The Israeli-Palestinian peace process, already in crisis, has been further hobbled by Israeli charges that senior Palestinian security officials are involved in planning terrorist attacks on Israelis. But at the same time, the United States is working with Israel and the Palestinians to find a way to revive the stalled peace process.
Israeli Prime Minister Benjamin Netanyahu announced Monday that he would send a top official to Washington with proposals aimed at renewing the negotiations.
During Sunday’s weekly Cabinet meeting, the head of the Shin Bet domestic security service, Ami Ayalon, disclosed that according to information obtained by Israel, two senior Palestinian security officers — Brig. Gen. Ghazi al-Jabali and Col. Jihad Masimi — were involved in planning the attacks.
Jabali is the Palestinian police commander in the Gaza Strip.
An Israeli official reportedly said Sunday that Israel had intercepted orders for the attacks that Jabali had sent to Masimi, a senior Palestinian police officer in the West Bank.
Palestinian officials said Masimi and at least three other police officials had been detained for questioning.

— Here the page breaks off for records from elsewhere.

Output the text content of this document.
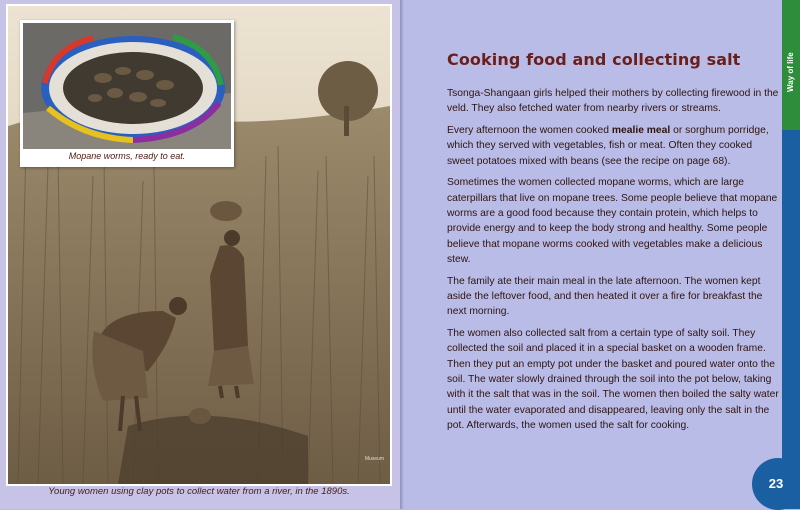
Museum
Young women using clay pots to collect water from a river, in the 1890s.
Mopane worms, ready to eat.
Cooking food and collecting salt

Tsonga-Shangaan girls helped their mothers by collecting firewood in the veld. They also fetched water from nearby rivers or streams.

Every afternoon the women cooked mealie meal or sorghum porridge, which they served with vegetables, fish or meat. Often they cooked sweet potatoes mixed with beans (see the recipe on page 68).

Sometimes the women collected mopane worms, which are large caterpillars that live on mopane trees. Some people believe that mopane worms are a good food because they contain protein, which helps to provide energy and to keep the body strong and healthy. Some people believe that mopane worms cooked with vegetables make a delicious stew.

The family ate their main meal in the late afternoon. The women kept aside the leftover food, and then heated it over a fire for breakfast the next morning.

The women also collected salt from a certain type of salty soil. They collected the soil and placed it in a special basket on a wooden frame. Then they put an empty pot under the basket and poured water onto the soil. The water slowly drained through the soil into the pot below, taking with it the salt that was in the soil. The women then boiled the salty water until the water evaporated and disappeared, leaving only the salt in the pot. Afterwards, the women used the salt for cooking.

Way of life
23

Netanyahu told the Cabinet that the allegations, if true, represented the gravest Palestinian violation to date of the self-rule accords.
The United States told the Palestinians last Friday to take the Israeli charges seriously.

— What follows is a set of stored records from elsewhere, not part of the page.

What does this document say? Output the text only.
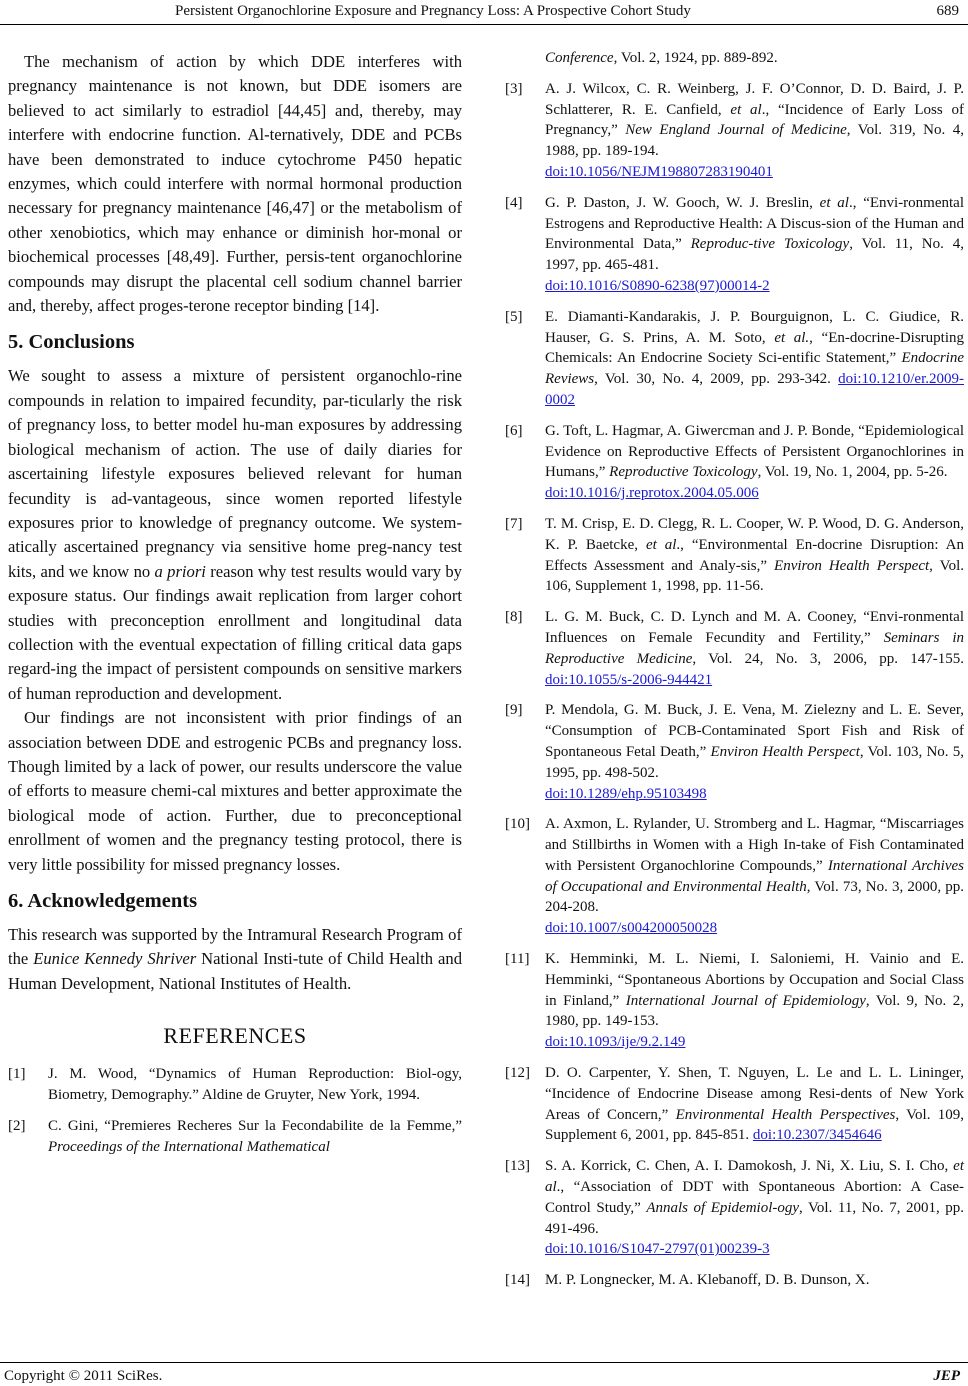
Persistent Organochlorine Exposure and Pregnancy Loss: A Prospective Cohort Study	689

The mechanism of action by which DDE interferes with pregnancy maintenance is not known, but DDE isomers are believed to act similarly to estradiol [44,45] and, thereby, may interfere with endocrine function. Al-ternatively, DDE and PCBs have been demonstrated to induce cytochrome P450 hepatic enzymes, which could interfere with normal hormonal production necessary for pregnancy maintenance [46,47] or the metabolism of other xenobiotics, which may enhance or diminish hor-monal or biochemical processes [48,49]. Further, persis-tent organochlorine compounds may disrupt the placental cell sodium channel barrier and, thereby, affect proges-terone receptor binding [14].

5. Conclusions

We sought to assess a mixture of persistent organochlo-rine compounds in relation to impaired fecundity, par-ticularly the risk of pregnancy loss, to better model hu-man exposures by addressing biological mechanism of action. The use of daily diaries for ascertaining lifestyle exposures believed relevant for human fecundity is ad-vantageous, since women reported lifestyle exposures prior to knowledge of pregnancy outcome. We system-atically ascertained pregnancy via sensitive home preg-nancy test kits, and we know no a priori reason why test results would vary by exposure status. Our findings await replication from larger cohort studies with preconception enrollment and longitudinal data collection with the eventual expectation of filling critical data gaps regard-ing the impact of persistent compounds on sensitive markers of human reproduction and development.

Our findings are not inconsistent with prior findings of an association between DDE and estrogenic PCBs and pregnancy loss. Though limited by a lack of power, our results underscore the value of efforts to measure chemi-cal mixtures and better approximate the biological mode of action. Further, due to preconceptional enrollment of women and the pregnancy testing protocol, there is very little possibility for missed pregnancy losses.

6. Acknowledgements

This research was supported by the Intramural Research Program of the Eunice Kennedy Shriver National Insti-tute of Child Health and Human Development, National Institutes of Health.

REFERENCES
[1] J. M. Wood, “Dynamics of Human Reproduction: Biol-ogy, Biometry, Demography.” Aldine de Gruyter, New York, 1994.
[2] C. Gini, “Premieres Recheres Sur la Fecondabilite de la Femme,” Proceedings of the International Mathematical
Conference, Vol. 2, 1924, pp. 889-892.
[3] A. J. Wilcox, C. R. Weinberg, J. F. O’Connor, D. D. Baird, J. P. Schlatterer, R. E. Canfield, et al., “Incidence of Early Loss of Pregnancy,” New England Journal of Medicine, Vol. 319, No. 4, 1988, pp. 189-194.
doi:10.1056/NEJM198807283190401
[4] G. P. Daston, J. W. Gooch, W. J. Breslin, et al., “Envi-ronmental Estrogens and Reproductive Health: A Discus-sion of the Human and Environmental Data,” Reproduc-tive Toxicology, Vol. 11, No. 4, 1997, pp. 465-481.
doi:10.1016/S0890-6238(97)00014-2
[5] E. Diamanti-Kandarakis, J. P. Bourguignon, L. C. Giudice, R. Hauser, G. S. Prins, A. M. Soto, et al., “En-docrine-Disrupting Chemicals: An Endocrine Society Sci-entific Statement,” Endocrine Reviews, Vol. 30, No. 4, 2009, pp. 293-342. doi:10.1210/er.2009-0002
[6] G. Toft, L. Hagmar, A. Giwercman and J. P. Bonde, “Epidemiological Evidence on Reproductive Effects of Persistent Organochlorines in Humans,” Reproductive Toxicology, Vol. 19, No. 1, 2004, pp. 5-26.
doi:10.1016/j.reprotox.2004.05.006
[7] T. M. Crisp, E. D. Clegg, R. L. Cooper, W. P. Wood, D. G. Anderson, K. P. Baetcke, et al., “Environmental En-docrine Disruption: An Effects Assessment and Analy-sis,” Environ Health Perspect, Vol. 106, Supplement 1, 1998, pp. 11-56.
[8] L. G. M. Buck, C. D. Lynch and M. A. Cooney, “Envi-ronmental Influences on Female Fecundity and Fertility,” Seminars in Reproductive Medicine, Vol. 24, No. 3, 2006, pp. 147-155. doi:10.1055/s-2006-944421
[9] P. Mendola, G. M. Buck, J. E. Vena, M. Zielezny and L. E. Sever, “Consumption of PCB-Contaminated Sport Fish and Risk of Spontaneous Fetal Death,” Environ Health Perspect, Vol. 103, No. 5, 1995, pp. 498-502.
doi:10.1289/ehp.95103498
[10] A. Axmon, L. Rylander, U. Stromberg and L. Hagmar, “Miscarriages and Stillbirths in Women with a High In-take of Fish Contaminated with Persistent Organochlorine Compounds,” International Archives of Occupational and Environmental Health, Vol. 73, No. 3, 2000, pp. 204-208.
doi:10.1007/s004200050028
[11] K. Hemminki, M. L. Niemi, I. Saloniemi, H. Vainio and E. Hemminki, “Spontaneous Abortions by Occupation and Social Class in Finland,” International Journal of Epidemiology, Vol. 9, No. 2, 1980, pp. 149-153.
doi:10.1093/ije/9.2.149
[12] D. O. Carpenter, Y. Shen, T. Nguyen, L. Le and L. L. Lininger, “Incidence of Endocrine Disease among Resi-dents of New York Areas of Concern,” Environmental Health Perspectives, Vol. 109, Supplement 6, 2001, pp. 845-851. doi:10.2307/3454646
[13] S. A. Korrick, C. Chen, A. I. Damokosh, J. Ni, X. Liu, S. I. Cho, et al., “Association of DDT with Spontaneous Abortion: A Case-Control Study,” Annals of Epidemiol-ogy, Vol. 11, No. 7, 2001, pp. 491-496.
doi:10.1016/S1047-2797(01)00239-3
[14] M. P. Longnecker, M. A. Klebanoff, D. B. Dunson, X.
Copyright © 2011 SciRes.	JEP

Over the weekend, chief Palestinian negotiator Saeb Erekat said U.S. officials at the highest levels were working on a “package deal” to restart the Israeli-Palestinian negotiations.
Erekat was speaking after talks in Washington with senior administration officials. He gave no further details, but said that any resumption of negotiations required a halt to Jewish settlement activity.
It remained unclear what new proposals Cabinet Secretary Danny Naveh would be taking to Washington.
The Israeli daily Ha’aretz reported that the prime minister’s foreign affairs adviser, Uzi Arad, discussed the American initiative during his visit to the United States two weeks ago.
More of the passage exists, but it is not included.